Paralympisch leben

Johannes Floors und der Traum von Gold

Johannes Floors und der Traum von Gold
Foto: Quelle: picture alliance
06. Juni 2016

Vom 10. bis zum 16. Juni ist in Grosetto die Leichtathletik-Europameisterschaft. Für viele deutsche Athleten ist die EM in Italien eine gute Standortbestimmung im Paralympics-Jahr, für zwei Teamkollegen dürfte es dort sogar ein direktes Duell um die Goldmedaille geben: David Behre und Johannes Floors.

Im letzten Jahr hat Floors Behre den Europarekord mit 49,71 Sekunden über 400 Meter weggeschnappt und ihn erstmals besiegt, bei der Weltmeisterschaft ihn Doha holte sich Behre, der bekannteste deutsche „Blade Runner“, die kontinentale Bestzeit zurück. „Es wäre gelogen, wenn ich sagen würde, dass der Rekord kein Ziel ist. Man will immer der Schnellste sein“, sagt Floors selbstbewusst.

Seine jüngsten Zeiten sind vielversprechend: Nach einem Trainingslager im türkischen Belek hakte er die 400-Meter-Norm gleich zum Saisoneinstieg in Barcelona mit 49,47 Sekunden ab. Über 200 Meter legte er eine weitere Paralympics-Norm mit 21,99 Sekunden nach – und das bei strömendem Regen. „Das war überraschend, aber richtig gut. Ich wusste dass ich das laufen kann, aber nicht unter solchen Bedingungen. Mit Prothesen ist das noch mal unsicherer, wenn die Bahn nass ist“, sagt der 21-Jährige

Obwohl die Nominierung noch nicht offiziell raus ist, geht er fest davon aus, dass er dabei ist. Schließlich trainiert er zusammen mit Behre, Markus Rehm und Felix Streng auch wöchentlich einmal mit der 4x100-Meter-Staffel, die in Doha Weltmeister wurde und in Rio ebenfalls ambitioniert ist.
In Brasilien wir der Braunschweiger im Medaillen laufen

Floors Fokus liegt dennoch auf seiner Paradedisziplin über die Stadionrunde, auf der er in Doha Dritter wurde. Neben Weltmeister Behre und dem Neuseeländer Liam Malone werden vor allem zwei US-Amerikaner die härtesten Konkurrenten sein: Der erst 17-jährige Hunter Woodhall und Blake Leeper, der in London Silber holte, bis 21. Juni aber noch wegen eines Dopingvergehens gesperrt sein wird. Sie alle wollen Oscar Pistorius beerben. „Gold wird in einer 46er-Zeit weggehen, denke ich. Aber wer die laufen wird, kann ich nicht sagen“, vermutet Floors, der nebenbei noch eine Ausbildung zum Orthopädietechnik-Mechaniker macht und nach der EM erst mal Klausuren schreiben muss.
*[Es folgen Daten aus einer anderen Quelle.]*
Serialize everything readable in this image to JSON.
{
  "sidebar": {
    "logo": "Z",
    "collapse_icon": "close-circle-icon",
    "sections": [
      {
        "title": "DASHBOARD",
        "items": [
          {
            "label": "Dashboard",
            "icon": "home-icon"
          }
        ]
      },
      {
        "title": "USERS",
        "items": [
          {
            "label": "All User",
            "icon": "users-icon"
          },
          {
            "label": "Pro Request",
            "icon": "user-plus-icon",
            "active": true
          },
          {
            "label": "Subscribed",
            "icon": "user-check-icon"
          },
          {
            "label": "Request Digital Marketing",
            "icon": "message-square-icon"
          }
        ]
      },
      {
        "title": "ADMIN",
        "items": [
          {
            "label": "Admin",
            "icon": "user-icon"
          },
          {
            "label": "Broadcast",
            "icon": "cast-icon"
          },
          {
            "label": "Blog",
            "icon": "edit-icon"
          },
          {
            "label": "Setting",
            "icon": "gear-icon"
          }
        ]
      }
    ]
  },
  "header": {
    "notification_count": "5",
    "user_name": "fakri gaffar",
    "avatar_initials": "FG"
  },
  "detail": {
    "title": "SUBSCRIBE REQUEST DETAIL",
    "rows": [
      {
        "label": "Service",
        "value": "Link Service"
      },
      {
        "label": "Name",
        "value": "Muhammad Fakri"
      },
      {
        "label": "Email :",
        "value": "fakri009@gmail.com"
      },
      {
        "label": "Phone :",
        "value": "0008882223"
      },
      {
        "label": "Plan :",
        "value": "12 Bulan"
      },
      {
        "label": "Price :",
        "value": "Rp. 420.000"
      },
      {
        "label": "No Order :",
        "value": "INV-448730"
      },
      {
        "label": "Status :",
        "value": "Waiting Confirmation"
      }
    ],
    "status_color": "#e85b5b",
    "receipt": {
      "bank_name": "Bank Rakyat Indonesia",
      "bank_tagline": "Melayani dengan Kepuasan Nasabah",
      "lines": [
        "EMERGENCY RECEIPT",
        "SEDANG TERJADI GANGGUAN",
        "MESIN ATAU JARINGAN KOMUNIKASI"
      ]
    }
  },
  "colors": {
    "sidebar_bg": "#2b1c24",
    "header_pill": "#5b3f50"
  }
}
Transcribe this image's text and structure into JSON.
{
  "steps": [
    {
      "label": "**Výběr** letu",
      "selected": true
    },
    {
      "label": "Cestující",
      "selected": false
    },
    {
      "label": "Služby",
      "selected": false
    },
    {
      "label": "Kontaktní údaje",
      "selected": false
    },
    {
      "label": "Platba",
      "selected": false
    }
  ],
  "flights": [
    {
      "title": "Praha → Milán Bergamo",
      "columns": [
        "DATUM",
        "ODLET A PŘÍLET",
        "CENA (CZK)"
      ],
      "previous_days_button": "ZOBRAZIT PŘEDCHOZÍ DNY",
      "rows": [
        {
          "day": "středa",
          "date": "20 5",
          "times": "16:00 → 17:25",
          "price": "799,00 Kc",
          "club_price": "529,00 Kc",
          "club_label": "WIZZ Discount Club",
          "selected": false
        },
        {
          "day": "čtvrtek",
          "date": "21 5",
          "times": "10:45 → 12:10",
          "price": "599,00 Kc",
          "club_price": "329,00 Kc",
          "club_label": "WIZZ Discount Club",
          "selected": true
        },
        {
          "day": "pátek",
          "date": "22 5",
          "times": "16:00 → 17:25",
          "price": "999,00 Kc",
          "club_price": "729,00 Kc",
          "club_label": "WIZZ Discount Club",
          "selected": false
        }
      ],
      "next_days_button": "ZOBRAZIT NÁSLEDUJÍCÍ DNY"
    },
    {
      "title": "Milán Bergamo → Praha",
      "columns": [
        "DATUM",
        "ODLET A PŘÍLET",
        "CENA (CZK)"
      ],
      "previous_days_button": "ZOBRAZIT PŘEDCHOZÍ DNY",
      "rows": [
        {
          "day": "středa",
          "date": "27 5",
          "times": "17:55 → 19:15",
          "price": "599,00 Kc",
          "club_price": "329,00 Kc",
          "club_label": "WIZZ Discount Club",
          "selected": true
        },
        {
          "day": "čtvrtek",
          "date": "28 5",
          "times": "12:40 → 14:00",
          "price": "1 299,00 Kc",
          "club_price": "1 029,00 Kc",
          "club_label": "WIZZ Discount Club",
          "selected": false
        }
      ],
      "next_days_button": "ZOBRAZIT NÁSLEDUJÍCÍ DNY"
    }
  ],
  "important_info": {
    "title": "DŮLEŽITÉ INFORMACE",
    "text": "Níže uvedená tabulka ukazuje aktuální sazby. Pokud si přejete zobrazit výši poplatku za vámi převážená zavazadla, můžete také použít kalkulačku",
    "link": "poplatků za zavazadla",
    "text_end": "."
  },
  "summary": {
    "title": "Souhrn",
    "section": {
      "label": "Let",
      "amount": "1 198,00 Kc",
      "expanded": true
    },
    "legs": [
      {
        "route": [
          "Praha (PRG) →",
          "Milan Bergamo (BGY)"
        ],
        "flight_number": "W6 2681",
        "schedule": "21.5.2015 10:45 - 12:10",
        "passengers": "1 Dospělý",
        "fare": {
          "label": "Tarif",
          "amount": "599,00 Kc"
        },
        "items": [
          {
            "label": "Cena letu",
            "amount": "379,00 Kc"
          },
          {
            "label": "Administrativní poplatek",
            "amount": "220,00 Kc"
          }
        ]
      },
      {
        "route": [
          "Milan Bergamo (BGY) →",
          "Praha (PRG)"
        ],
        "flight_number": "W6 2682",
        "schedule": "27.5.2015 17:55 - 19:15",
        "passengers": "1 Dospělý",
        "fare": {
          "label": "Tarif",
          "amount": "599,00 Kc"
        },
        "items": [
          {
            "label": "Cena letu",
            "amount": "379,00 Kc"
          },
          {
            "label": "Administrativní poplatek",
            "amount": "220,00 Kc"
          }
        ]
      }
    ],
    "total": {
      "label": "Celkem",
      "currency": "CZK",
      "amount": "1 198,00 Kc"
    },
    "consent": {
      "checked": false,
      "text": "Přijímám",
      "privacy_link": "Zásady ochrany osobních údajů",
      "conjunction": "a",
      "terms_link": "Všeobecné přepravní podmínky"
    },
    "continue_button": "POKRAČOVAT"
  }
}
Nach den Prüfungen ist dann am 8. Juli das Integrative Sportfest in Leverkusen, gleichzeitig die Generalprobe für Rio, anschließend geht es im August noch ins Trainingslager nach Kienbaum, bevor es in Brasilien ernst wird

Dann wird der Braunschweiger um Medaillen laufen – zweieinhalb Jahre, nachdem er überhaupt zum ersten Mal mit Sprintprothesen auf der Bahn stand und „hüpfte, wie ein Känguru“, wie er dem Tagesspiegel damals verriet. Denn nur durch das Sportabitur kam er dazu, überhaupt zu laufen. Nach dem Wechsel nach Leverkusen begann er, bei Sara Grädtke professionell zu trainieren. Was folgte, sind außer den bereits genannten Erfolgen auch drei Goldmedaillen bei der Junioren-WM 2015. Rio könnte für den Juniorsportler des Jahres 2015 nun zum nächsten Highlight einer steilen Karriere werden.